President Obama seems to think so. He forecasts sunny job growth in the natural gas sector, in particular. Natural gas jobs could number as many as 600,000 by decade's end, the president proclaimed in his 2012 State of the Union.
That news may come as a surprise to shale drillers in parts of Pennsylvania and West Virginia. Several companies plan to extract less gas in 2012 than in 2011.
Why? Natural gas prices are near 10-year lows and some wells are losing money. Breakthroughs in gas extraction - in particular, hydraulic fracturing or "fracking" - have made gas cheap and abundant. Gas inventories are piling up, and if reserves go unsold, expect prices to fall further.
The natural gas glut has repercussions in other parts of the energy sector. Comparatively expensive solar has lost its luster and cheap gas could knock the wind out of wind - especially if Congress allows tax credits for wind energy to expire. Dirtier parts of the national energy portfolio are suffering, too. Cheap gas is partly to blame for recent layoffs in Appalachian coal mines.
Fat inventories of natural gas and plunging prices hurt energy jobs, but shouldn't any industry that depends on fossil fuels feel blessed? And what about manufacturers of products made directly from cheap fossil fuels?
Consider, for example, that natural gas contains ethane which can be converted into ethylene - a compound used in thousands of products.
In the natural gas-rich Marcellus Shale Formation - concentrated largely in New York, Pennsylvania, Ohio and West Virginia - big plans are underway to crack ethane into ethylene, promising thousands of temporary construction jobs and hundreds of hires in chemical production. All of this sounds good for the economy, but there are some important caveats.
Cheap energy for the ethylene industry - or any industry - is wonderful, so long as there is sustained consumer demand.
If the chemical industry produces too much ethylene, it risks the same predicament that natural gas drillers have today: prices drop, producers go into a funk, and line workers see pink slips.
What ails the economy isn't solved by new investments in coal mines, oil fields, and gas wells unless people are consuming.
Post-recession personal consumption has badly lagged the previous two economic recoveries. Stubbornly high unemployment rates are a big part of the problem. So is a deflated housing market and feeble levels of residential investment.
Past economic recoveries were led in large part by housing construction. Not this time. Current stocks and flows of energy are adequate to meet the needs of a slowly awakening housing sector.
Meanwhile, prospective full-bore development of American offshore oil won't have a major dampening effect on gas prices nor will the modest additions to our crude oil supply from TransCanada's currently-stalled Keystone XL pipeline project.

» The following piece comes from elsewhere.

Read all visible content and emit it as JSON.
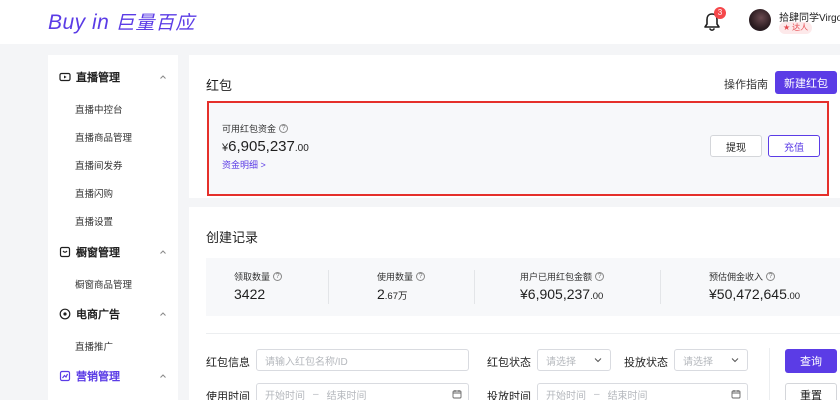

Drill all you want, baby. But don't be a cry baby when gas prices stay high. What works to make natural gas affordable currently doesn't work the same way for oil. Gas injection and other enhanced oil recovery methods are more complicated and costly to deploy than fracking.
Let's assume for the sake of argument that a big burst of investment - public, private or both - in fossil fuel production really shifts our economy into high gear in 2012.
Can't complain, right? Wrong, once the long-term costs are accounted for. A fossil-fuel intensive economic recovery may generate jobs in areas we never really intended: experts at repairing groundwater fouled by fracking, doctors skilled at treating asthmatics, idled fishermen donning hazmat suits, scrubbing oil off the beaches, and so on.
Fossil fuels are the engines of our economy. We are dumb to develop and bring these fuels to market in the absence of robust demand. We are dirty and dumb if we extract and burn these fuels without anticipating the public health and environmental consequences.
Matthew R. Auer is dean of the Hutton Honors College and professor at the School of Public and Environmental Affairs at Indiana University.